The cost of salary and benefits increased from $147.5 million in 2009-10 to $159.1 million in 2015-16, representing about 88 percent of district expenditures, Huff said.
Since California’s economy is growing faster than the national average, the state is stockpiling a rainy-day fund, against the next economic downturn. Nicholas said the Legislative Analyst’s Office “projects really rosy figures,” and says the rainy-day fund will grow, with enough left over to raise funding to community colleges. If LAO’s projection is wrong then the fund will be needed.
The presentation quoted Gov. Jerry Brown saying, “Between 2000 and 2016, you find that the total deficits were seven times as large as the surpluses, resulting in painful, and unplanned for, cuts.”
LAO states, “A sizable reserve is the key to making it through the next economic downturn with minimal disruption to public programs.”
Nicholas said if a new recession begins, the existing fund will be insufficient to prevent cuts to the district’s budget in 2019-20.
For now, the community college system expects 11 percent of the Proposition 98 funds, consistent with the historical split between K-12 schools and community colleges.
Nicholas said, “The (state’s community college) budget is disappointing. This is not what we were looking for and does not (address the district’s concerns.)”
Nicholas said the major proposals of Brown’s budget include 2 percent growth funding, systemwide, giving the potential for districts to earn an extra 575 FTES worth about $2.7 million, but on stability, the district will see none of it.
The second proposal is a 0.47 percent Cost of Living Adjustment, amounting to $600,000 in ongoing apportionment funding, which Huff said is so small “it’s a joke.”
Third is $283 million allocated systemwide for deferred maintenance and instructional equipment, of which the district gets about $6.4 million, Nicholas said.

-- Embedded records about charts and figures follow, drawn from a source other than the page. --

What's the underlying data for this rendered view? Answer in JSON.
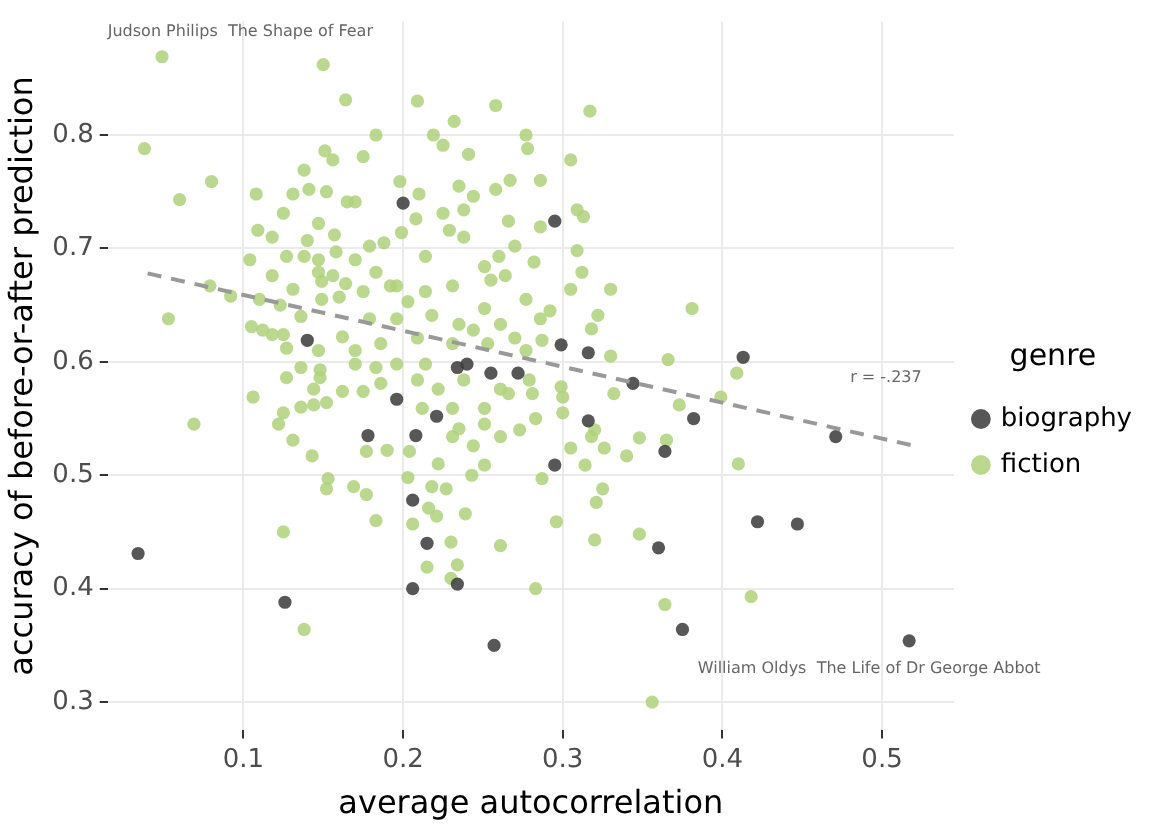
{
  "chart_data": {
    "type": "scatter",
    "xlabel": "average autocorrelation",
    "ylabel": "accuracy of before-or-after prediction",
    "legend_title": "genre",
    "legend": "right",
    "grid": true,
    "marker": "circle",
    "xlim": [
      0.015,
      0.545
    ],
    "xticks": [
      0.1,
      0.2,
      0.3,
      0.4,
      0.5
    ],
    "ylim": [
      0.275,
      0.9
    ],
    "yticks": [
      0.3,
      0.4,
      0.5,
      0.6,
      0.7,
      0.8
    ],
    "annotations": [
      {
        "text": "Judson Philips  The Shape of Fear",
        "x": 0.049,
        "y": 0.869
      },
      "r = -.237",
      {
        "text": "William Oldys  The Life of Dr George Abbot",
        "x": 0.517,
        "y": 0.354
      }
    ],
    "series": [
      {
        "name": "biography",
        "type": "scatter",
        "color": "#3a3a3a",
        "x": [
          0.034,
          0.126,
          0.14,
          0.2,
          0.295,
          0.299,
          0.316,
          0.234,
          0.24,
          0.255,
          0.272,
          0.196,
          0.221,
          0.178,
          0.208,
          0.316,
          0.295,
          0.206,
          0.215,
          0.234,
          0.206,
          0.257,
          0.36,
          0.344,
          0.382,
          0.364,
          0.471,
          0.422,
          0.447,
          0.375,
          0.517,
          0.413
        ],
        "values": [
          0.431,
          0.388,
          0.619,
          0.74,
          0.724,
          0.615,
          0.608,
          0.595,
          0.598,
          0.59,
          0.59,
          0.567,
          0.552,
          0.535,
          0.535,
          0.548,
          0.509,
          0.478,
          0.44,
          0.404,
          0.4,
          0.35,
          0.436,
          0.581,
          0.55,
          0.521,
          0.534,
          0.459,
          0.457,
          0.364,
          0.354,
          0.604
        ]
      },
      {
        "name": "fiction",
        "type": "scatter",
        "color": "#aed27a",
        "x": [
          0.381,
          0.366,
          0.409,
          0.049,
          0.038,
          0.06,
          0.08,
          0.053,
          0.15,
          0.164,
          0.069,
          0.125,
          0.138,
          0.283,
          0.356,
          0.261,
          0.296,
          0.32,
          0.348,
          0.364,
          0.418,
          0.41,
          0.373,
          0.399,
          0.365,
          0.209,
          0.258,
          0.317,
          0.232,
          0.183,
          0.219,
          0.277,
          0.278,
          0.175,
          0.225,
          0.241,
          0.305,
          0.198,
          0.235,
          0.258,
          0.267,
          0.286,
          0.21,
          0.244,
          0.309,
          0.313,
          0.225,
          0.238,
          0.266,
          0.286,
          0.208,
          0.17,
          0.108,
          0.131,
          0.125,
          0.138,
          0.141,
          0.152,
          0.151,
          0.156,
          0.165,
          0.109,
          0.118,
          0.104,
          0.127,
          0.14,
          0.147,
          0.157,
          0.118,
          0.138,
          0.147,
          0.158,
          0.131,
          0.147,
          0.149,
          0.156,
          0.164,
          0.079,
          0.092,
          0.11,
          0.123,
          0.136,
          0.149,
          0.16,
          0.105,
          0.112,
          0.118,
          0.125,
          0.127,
          0.136,
          0.148,
          0.147,
          0.162,
          0.17,
          0.106,
          0.125,
          0.122,
          0.131,
          0.143,
          0.136,
          0.144,
          0.152,
          0.127,
          0.148,
          0.144,
          0.162,
          0.153,
          0.152,
          0.169,
          0.177,
          0.183,
          0.203,
          0.206,
          0.221,
          0.215,
          0.23,
          0.234,
          0.23,
          0.239,
          0.218,
          0.227,
          0.216,
          0.243,
          0.251,
          0.222,
          0.204,
          0.19,
          0.177,
          0.287,
          0.325,
          0.321,
          0.314,
          0.305,
          0.326,
          0.34,
          0.348,
          0.32,
          0.3,
          0.283,
          0.261,
          0.273,
          0.251,
          0.244,
          0.231,
          0.235,
          0.212,
          0.231,
          0.251,
          0.266,
          0.281,
          0.3,
          0.332,
          0.318,
          0.17,
          0.179,
          0.188,
          0.199,
          0.183,
          0.196,
          0.214,
          0.229,
          0.238,
          0.251,
          0.26,
          0.27,
          0.282,
          0.255,
          0.264,
          0.309,
          0.312,
          0.305,
          0.33,
          0.322,
          0.318,
          0.292,
          0.286,
          0.277,
          0.231,
          0.214,
          0.203,
          0.192,
          0.175,
          0.179,
          0.196,
          0.218,
          0.235,
          0.251,
          0.261,
          0.27,
          0.253,
          0.231,
          0.209,
          0.186,
          0.17,
          0.244,
          0.277,
          0.287,
          0.33,
          0.214,
          0.183,
          0.196,
          0.175,
          0.186,
          0.209,
          0.222,
          0.238,
          0.261,
          0.279,
          0.299
        ],
        "values": [
          0.647,
          0.602,
          0.59,
          0.869,
          0.788,
          0.743,
          0.759,
          0.638,
          0.862,
          0.831,
          0.545,
          0.45,
          0.364,
          0.4,
          0.3,
          0.438,
          0.459,
          0.443,
          0.448,
          0.386,
          0.393,
          0.51,
          0.562,
          0.569,
          0.531,
          0.83,
          0.826,
          0.821,
          0.812,
          0.8,
          0.8,
          0.8,
          0.788,
          0.781,
          0.791,
          0.783,
          0.778,
          0.759,
          0.755,
          0.752,
          0.76,
          0.76,
          0.748,
          0.746,
          0.734,
          0.728,
          0.731,
          0.734,
          0.724,
          0.719,
          0.726,
          0.741,
          0.748,
          0.748,
          0.731,
          0.769,
          0.752,
          0.75,
          0.786,
          0.778,
          0.741,
          0.716,
          0.71,
          0.69,
          0.693,
          0.707,
          0.722,
          0.712,
          0.676,
          0.693,
          0.69,
          0.697,
          0.664,
          0.679,
          0.671,
          0.676,
          0.669,
          0.667,
          0.658,
          0.655,
          0.65,
          0.64,
          0.655,
          0.657,
          0.631,
          0.628,
          0.624,
          0.624,
          0.612,
          0.595,
          0.593,
          0.61,
          0.622,
          0.598,
          0.569,
          0.555,
          0.545,
          0.531,
          0.517,
          0.56,
          0.562,
          0.564,
          0.586,
          0.586,
          0.576,
          0.574,
          0.497,
          0.488,
          0.49,
          0.483,
          0.46,
          0.498,
          0.457,
          0.464,
          0.419,
          0.441,
          0.421,
          0.409,
          0.466,
          0.49,
          0.488,
          0.471,
          0.5,
          0.509,
          0.51,
          0.521,
          0.522,
          0.521,
          0.497,
          0.488,
          0.476,
          0.509,
          0.524,
          0.524,
          0.517,
          0.533,
          0.54,
          0.555,
          0.55,
          0.534,
          0.54,
          0.545,
          0.526,
          0.534,
          0.541,
          0.559,
          0.559,
          0.559,
          0.572,
          0.572,
          0.569,
          0.572,
          0.534,
          0.69,
          0.702,
          0.705,
          0.714,
          0.679,
          0.667,
          0.693,
          0.716,
          0.71,
          0.684,
          0.693,
          0.702,
          0.688,
          0.672,
          0.676,
          0.698,
          0.679,
          0.664,
          0.664,
          0.641,
          0.629,
          0.645,
          0.638,
          0.655,
          0.667,
          0.662,
          0.653,
          0.667,
          0.662,
          0.638,
          0.638,
          0.641,
          0.633,
          0.647,
          0.633,
          0.621,
          0.616,
          0.616,
          0.621,
          0.616,
          0.61,
          0.628,
          0.61,
          0.619,
          0.605,
          0.598,
          0.595,
          0.598,
          0.574,
          0.581,
          0.584,
          0.576,
          0.584,
          0.576,
          0.584,
          0.578
        ]
      },
      {
        "type": "line",
        "color": "#999999",
        "line_style": "dashed",
        "marker": "none",
        "x": [
          0.04,
          0.52
        ],
        "values": [
          0.678,
          0.526
        ]
      }
    ]
  }
}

Fourth is $76 million systemwide, and $1.6 million for the district in one-time funds for mandate cost claim reimbursements, Nicholas said.
In January 2016, Brown proposed a $200 million increase to the Strong Workforce Program to expand access to career technical education and implement a regional accountability structure. The presentation said it is unknown how the district would participate or benefit.
Unearnable growth, COLA that ignores ongoing and increased costs, no increase to base funding and minor amounts of one-time funding all fall short of the district’s needs. Nicholas said the district is hopeful for a better picture by the May budget revision.
Huff said that between the Governmental Accounting Standard Board 68, 74 and 75 provisions the district’s position regarding pension, and benefits, is dangerous.
The district’s share of unfunded liabilities (money owed to pensioners) is $148 million, which under the new rules subtracts from the district’s net value, dropping it from $169.1 million in 2014, to $37.3 million in 2015.
This is bad because the value of the district’s holdings represents what can be sold in an emergency to cover pension costs. If the district looks unreliable, its credit rating could be lowered, and interest payments increased, Huff said.
The presentation predicted the district’s annual payments could go from $9 million in 2013-14 to $22 million in 2020-21.
Huff said, “It’s not just us, it’s all (California’s) colleges.”
“Due to alarmingly high liability (under GASB 74 and 75), a more aggressive investment scheme was chosen.”
That trust has grown impressively. Currently the district has $77 million to cover a liability of about $172 million. About $95 million will be added to the district’s liabilities in 2017-18, Huff said.
The presentation said retirees make up about 38 percent of total district-paid premiums and 6.5 percent of total operating costs.
Between GASB 68, 74 and 75, the district must recognize $250 million more in liabilities by 2017-18, likely giving the district negative net value, Huff said.